Am i doing enough

Those thoughts are very common. Take a deep breath and let me offer some assurance from the other side of the parenting spectrum.

I made some great choices as a parent when mine were little. And I dropped the ball completely on others. But 85% of the time I was flying by the seat of my pants and using common sense plus desperation to come up with solutions and just make things work at the moment.

Screen time wasn't a parent issue but rather a survival one - because either I needed a break or because I desperately needed to finish a task / help another one of my kids.

I tried to greet them with a smile every morning and every time I saw them and do all the little things to make them feel special (up to and including figuring out how to cut PB&J into hexagons because they got tired of the squares/triangles options). I read to them, took them on trips to zoos and museums, engaged them in summer learning projects, and spent what feels like half my life helping them memorize math facts.
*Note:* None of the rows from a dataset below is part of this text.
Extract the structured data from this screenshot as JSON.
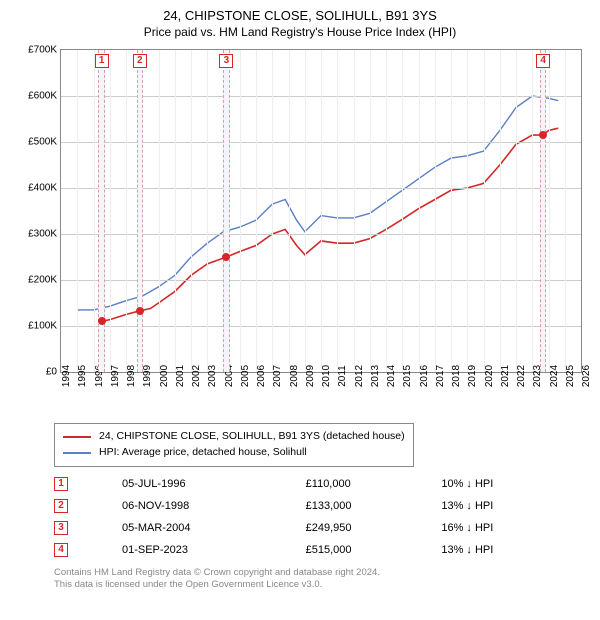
{
  "title": "24, CHIPSTONE CLOSE, SOLIHULL, B91 3YS",
  "subtitle": "Price paid vs. HM Land Registry's House Price Index (HPI)",
  "chart": {
    "type": "line",
    "background_color": "#ffffff",
    "grid_color_h": "#cccccc",
    "grid_color_v": "#eeeeee",
    "border_color": "#888888",
    "y_axis": {
      "min": 0,
      "max": 700000,
      "ticks": [
        0,
        100000,
        200000,
        300000,
        400000,
        500000,
        600000,
        700000
      ],
      "labels": [
        "£0",
        "£100K",
        "£200K",
        "£300K",
        "£400K",
        "£500K",
        "£600K",
        "£700K"
      ],
      "fontsize": 10
    },
    "x_axis": {
      "min": 1994,
      "max": 2026,
      "ticks": [
        1994,
        1995,
        1996,
        1997,
        1998,
        1999,
        2000,
        2001,
        2002,
        2003,
        2004,
        2005,
        2006,
        2007,
        2008,
        2009,
        2010,
        2011,
        2012,
        2013,
        2014,
        2015,
        2016,
        2017,
        2018,
        2019,
        2020,
        2021,
        2022,
        2023,
        2024,
        2025,
        2026
      ],
      "labels": [
        "1994",
        "1995",
        "1996",
        "1997",
        "1998",
        "1999",
        "2000",
        "2001",
        "2002",
        "2003",
        "2004",
        "2005",
        "2006",
        "2007",
        "2008",
        "2009",
        "2010",
        "2011",
        "2012",
        "2013",
        "2014",
        "2015",
        "2016",
        "2017",
        "2018",
        "2019",
        "2020",
        "2021",
        "2022",
        "2023",
        "2024",
        "2025",
        "2026"
      ],
      "fontsize": 10
    },
    "marker_band": {
      "fill": "#f4f4fb",
      "dash_color": "#d6a0a0",
      "width_years": 0.4
    },
    "series": [
      {
        "name": "HPI: Average price, detached house, Solihull",
        "color": "#5a7fc4",
        "width": 1.4,
        "points": [
          [
            1995.0,
            135000
          ],
          [
            1996.0,
            135000
          ],
          [
            1997.0,
            143000
          ],
          [
            1998.0,
            155000
          ],
          [
            1999.0,
            165000
          ],
          [
            2000.0,
            185000
          ],
          [
            2001.0,
            210000
          ],
          [
            2002.0,
            250000
          ],
          [
            2003.0,
            280000
          ],
          [
            2004.0,
            305000
          ],
          [
            2005.0,
            315000
          ],
          [
            2006.0,
            330000
          ],
          [
            2007.0,
            365000
          ],
          [
            2007.8,
            375000
          ],
          [
            2008.5,
            330000
          ],
          [
            2009.0,
            305000
          ],
          [
            2010.0,
            340000
          ],
          [
            2011.0,
            335000
          ],
          [
            2012.0,
            335000
          ],
          [
            2013.0,
            345000
          ],
          [
            2014.0,
            370000
          ],
          [
            2015.0,
            395000
          ],
          [
            2016.0,
            420000
          ],
          [
            2017.0,
            445000
          ],
          [
            2018.0,
            465000
          ],
          [
            2019.0,
            470000
          ],
          [
            2020.0,
            480000
          ],
          [
            2021.0,
            525000
          ],
          [
            2022.0,
            575000
          ],
          [
            2023.0,
            600000
          ],
          [
            2024.0,
            595000
          ],
          [
            2024.6,
            590000
          ]
        ]
      },
      {
        "name": "24, CHIPSTONE CLOSE, SOLIHULL, B91 3YS (detached house)",
        "color": "#d62728",
        "width": 1.6,
        "points": [
          [
            1996.5,
            110000
          ],
          [
            1997.0,
            114000
          ],
          [
            1998.0,
            125000
          ],
          [
            1998.85,
            133000
          ],
          [
            1999.5,
            138000
          ],
          [
            2000.0,
            150000
          ],
          [
            2001.0,
            175000
          ],
          [
            2002.0,
            210000
          ],
          [
            2003.0,
            235000
          ],
          [
            2004.18,
            249950
          ],
          [
            2005.0,
            262000
          ],
          [
            2006.0,
            275000
          ],
          [
            2007.0,
            300000
          ],
          [
            2007.8,
            310000
          ],
          [
            2008.5,
            275000
          ],
          [
            2009.0,
            255000
          ],
          [
            2010.0,
            285000
          ],
          [
            2011.0,
            280000
          ],
          [
            2012.0,
            280000
          ],
          [
            2013.0,
            290000
          ],
          [
            2014.0,
            310000
          ],
          [
            2015.0,
            332000
          ],
          [
            2016.0,
            355000
          ],
          [
            2017.0,
            375000
          ],
          [
            2018.0,
            395000
          ],
          [
            2019.0,
            400000
          ],
          [
            2020.0,
            410000
          ],
          [
            2021.0,
            450000
          ],
          [
            2022.0,
            495000
          ],
          [
            2023.0,
            515000
          ],
          [
            2023.67,
            515000
          ],
          [
            2024.0,
            525000
          ],
          [
            2024.6,
            530000
          ]
        ]
      }
    ],
    "sale_markers": [
      {
        "n": 1,
        "x": 1996.5,
        "y": 110000,
        "color": "#d62728"
      },
      {
        "n": 2,
        "x": 1998.85,
        "y": 133000,
        "color": "#d62728"
      },
      {
        "n": 3,
        "x": 2004.18,
        "y": 249950,
        "color": "#d62728"
      },
      {
        "n": 4,
        "x": 2023.67,
        "y": 515000,
        "color": "#d62728"
      }
    ]
  },
  "legend": {
    "items": [
      {
        "color": "#d62728",
        "label": "24, CHIPSTONE CLOSE, SOLIHULL, B91 3YS (detached house)"
      },
      {
        "color": "#5a7fc4",
        "label": "HPI: Average price, detached house, Solihull"
      }
    ]
  },
  "sales_table": {
    "rows": [
      {
        "n": "1",
        "date": "05-JUL-1996",
        "price": "£110,000",
        "delta": "10% ↓ HPI"
      },
      {
        "n": "2",
        "date": "06-NOV-1998",
        "price": "£133,000",
        "delta": "13% ↓ HPI"
      },
      {
        "n": "3",
        "date": "05-MAR-2004",
        "price": "£249,950",
        "delta": "16% ↓ HPI"
      },
      {
        "n": "4",
        "date": "01-SEP-2023",
        "price": "£515,000",
        "delta": "13% ↓ HPI"
      }
    ],
    "badge_color": "#d62728"
  },
  "footer": {
    "line1": "Contains HM Land Registry data © Crown copyright and database right 2024.",
    "line2": "This data is licensed under the Open Government Licence v3.0."
  }
}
But I still had times I yelled at them, let them sleep all night on the floor in their clothes, signed off on "mandatory reading minutes" that we never did for homework, got impatient and didn't let them finish talking, let them eat dessert first and on at least a few occasions declared McD french fries an actual meal. And I banished play-doh from my house simply because I hated trying to clean it up.

In other words I was (am) a normal mom. Very good in some things, very bad in others, and eh-okay in most.

But here's the thing - those little ones of mine are now adults / almost adults. One has her master's degree, another her bachelor's degree - both married and own their own homes. Another is graduating a world class university this spring and got a job offer tonight for a starting figure higher than either my spouse or I have ever made in our lives. The fourth is in an honors program at a different private university and is an Eagle Scout. The remaining two in high school are both in college prep classes - one got an award last year for their kindness towards others, the other one for their leadership of a new club they formed.

They are all doing just fine - not just by my parent bragging, but by outside standards - they are doing fine. Not because I did everything right - but rather despite me making a mess of many things.

The three keys - they were loved. They were shown how learning is important (and I can still recite at least 12 children's books by heart from the number of times I reread them). They were always allowed and encouraged to be themselves.

Do your best and set your anxiety aside. You care enough to worry about being a good parent - that's already makes you one.